Shellys commentary: Defining the best day of your life

All of us have had memorable days in our lives. Maybe it was the day you married, had your children, graduated from college, or got your first job. Those occasions stand out in our memories. Other memorable days are more serendipitous. We hear a speech or a sermon or have a unique experience.

We are impacted in some way. Then there are those days that we remember, because they are simply memorable. I had one of those experiences on Friday evening at Walmart. Who would have thought - Walmart?

I was in the produce department selecting bananas, a really mundane act. A woman, pushing her young son in a grocery cart, stopped nearby to examine lettuce. For some unknown reason, the little boy, about four or five years old, and I made eye contact. He said something I could not hear, so I asked his mother what he had said. She replied, “He hopes that you have the best day of your life.”

Walter and Linda Shelly
Walter and Linda Shelly

Did I hear right? He was just a little boy. I was a stranger. This was just a passing moment in time. After a brief exchange, we each went on with our shopping, but I couldn’t get what he had said out of my head or my heart. He hopes I have the best day of my life!

I wondered what that would look like – the best day of my life. Would it be a memorable day at the time or just a day that I wouldn’t recognize as the best day of my life? He likely wouldn’t give our exchange a second thought. To say such a thing may have been second nature and something he learned from his parents, but I thought there was something profound in what he said to me, a stranger, in the grocery aisle at Walmart.

When I got home from the store, I wrote about my experience on Facebook. I concluded with: “Children are so uncomplicated. They are so straightforward and honest. I have to wonder what would happen if we each hoped (wished) a stranger would have the best day in his/her life? If we weren’t ‘so adult’ we might just pass it forward. How about we do it and see what happens?” There were several comments: “Profound. Brillant child.” “Love this!” “What a brilliant idea.” “Yes.” Forty others left no comment, but I recognized the names, although I had not seen them for quite a while. Something in that incident had touched them or made them think.

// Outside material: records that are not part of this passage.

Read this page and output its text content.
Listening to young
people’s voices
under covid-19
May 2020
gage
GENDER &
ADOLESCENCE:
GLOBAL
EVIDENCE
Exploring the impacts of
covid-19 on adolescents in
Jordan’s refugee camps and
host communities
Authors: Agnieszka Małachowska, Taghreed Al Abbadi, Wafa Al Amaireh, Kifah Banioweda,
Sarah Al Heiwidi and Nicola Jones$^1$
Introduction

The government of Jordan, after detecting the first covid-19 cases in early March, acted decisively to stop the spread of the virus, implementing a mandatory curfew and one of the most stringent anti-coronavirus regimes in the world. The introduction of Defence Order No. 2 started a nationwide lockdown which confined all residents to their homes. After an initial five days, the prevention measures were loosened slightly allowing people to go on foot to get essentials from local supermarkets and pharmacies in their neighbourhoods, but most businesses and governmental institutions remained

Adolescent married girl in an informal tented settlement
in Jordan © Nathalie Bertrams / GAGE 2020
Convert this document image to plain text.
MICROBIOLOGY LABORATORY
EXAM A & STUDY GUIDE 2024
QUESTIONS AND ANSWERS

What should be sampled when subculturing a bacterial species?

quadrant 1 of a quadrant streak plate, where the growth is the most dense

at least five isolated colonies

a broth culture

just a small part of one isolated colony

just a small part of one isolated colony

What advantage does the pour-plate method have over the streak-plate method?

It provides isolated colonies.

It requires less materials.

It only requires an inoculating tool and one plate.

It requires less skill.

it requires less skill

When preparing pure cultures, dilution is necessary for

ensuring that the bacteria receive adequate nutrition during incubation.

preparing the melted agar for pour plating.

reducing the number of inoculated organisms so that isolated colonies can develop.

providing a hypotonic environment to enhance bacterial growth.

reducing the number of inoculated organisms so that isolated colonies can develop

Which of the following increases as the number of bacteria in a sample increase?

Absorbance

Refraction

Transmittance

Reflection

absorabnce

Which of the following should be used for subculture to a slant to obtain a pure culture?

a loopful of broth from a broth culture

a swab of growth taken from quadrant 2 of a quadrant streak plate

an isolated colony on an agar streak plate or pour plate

Our adult-self would likely rationalize that the idea wasn’t a very good one and would worry about how the exchange would be perceived and received? Our adult-self would be afraid of rejection or judgement. It probably wouldn’t take much to talk ourselves out of passing it forward.

The child in us would just say it, because he knew it was a good thing to do. He didn’t worry about rejection or embarrassment. He assumed it would make someone happy to receive such a kindness. I hope that little boy went away from our shared experience affirmed and had received the same hope for the best day of his life.

That exchange reminded me of another memorable experience several years ago, only this time it was in the frozen food aisle at Walmart. A man approached me and said, “Hello, Mrs. Shelly. You don’t remember me, but I helped take care of your daughter, when she was very sick in the hospital. I was an anesthesiologist in our small, community hospital, but not on call that day. I had a certain medicine, which the doctors on duty knew your daughter needed. They called me, she received the medicine, and began her recovery.” He said he often thought about her and wondered what she was doing now. Later I shared his never-before-heard story with my husband. We parted ways in the frozen food aisle and continued our shopping. It was a brief and kind encounter. Just like the little boy, the man had touched my life in a profoundly, personal way. Perhaps, those are the kinds of events that make for the best days of our lives and they can happen in a grocery aisle without fanfare.

Why the grocery aisle? Because there was eye contact and a recognition, because time allowed it to happen, and because each of us let ourselves be vulnerable. Small human acts of kindness can change lives.

By the way, I hope you have the best day of your life!

Walter Shelly retired after 40 years as a professor of political science at West Texas A&M University. Linda Shelly retired after 33 years of teaching sociology at West Texas A&M University and Amarillo College.